Prisons are collapsing, urgent and decisive intervention is needed.
Italian prisons are collapsing, and Poggioreale is the epitome of a penitentiary system that has long ceased to be constitutionally tolerable. In the height of summer, with scorching cells and unbreathable air, the Campania Regional Observatory on the Conditions of Persons Deprived of Personal Liberty raises a cry of alarm that also amounts to a denunciation: "Today, detention is torture." Average overcrowding has reached 130%, but in facilities like Poggioreale, the threshold has exceeded 160%, with over two thousand inmates crammed into spaces designed for less than half.
President Sergio Mattarella recently spoke clearly: Italian prisons are in "serious and now unsustainable" conditions and must be reimagined as spaces that include not only custody, but also social, emotional, and re-educational opportunities. These words, however, seem to have fallen on deaf ears. According to the Observatory, cells become furnaces in the summer, with inmates forced to sleep on third bunks, just inches from scorching ceilings, while the outdoor courtyards are used only during the hottest hours of the day, making even activities on the farms or in the greenhouses impossible.
The reality documented daily by the Observatory's staff is clear and irrefutable: people live, or rather survive, in undignified conditions, where the basic rules of human dignity are trampled upon. And with the imminent arrival of the summer holidays, the risk is that abandonment and isolation will increase even further: fewer staff, fewer support staff, fewer opportunities to ask for help.
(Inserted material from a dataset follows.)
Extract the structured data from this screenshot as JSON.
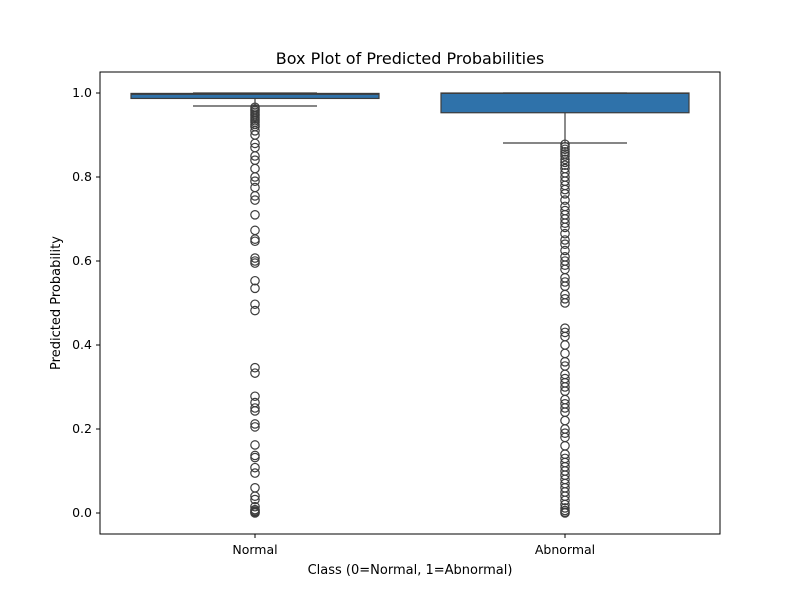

The request is drastic but necessary: immediately empty prisons with extraordinary measures, such as the release of inmates serving sentences of less than 12 months (excluding pre-trial detention offenses), and reopen the debate on Giacchetti's proposal for special early release, already tested after the Torregiani ruling. These measures, in addition to breathing new life into a dying system, would bring the State back to respecting its own constitutional mandate, recognizing prisoners as people, not just bodies to be punished.
The country, the Observatory warns, must decide whether to continue ignoring this shameful act or to resume the journey toward a justice system that punishes not with suffering but with responsibility. At stake is not only the condition of prisoners, but the very credibility of a democracy that still claims to be civil.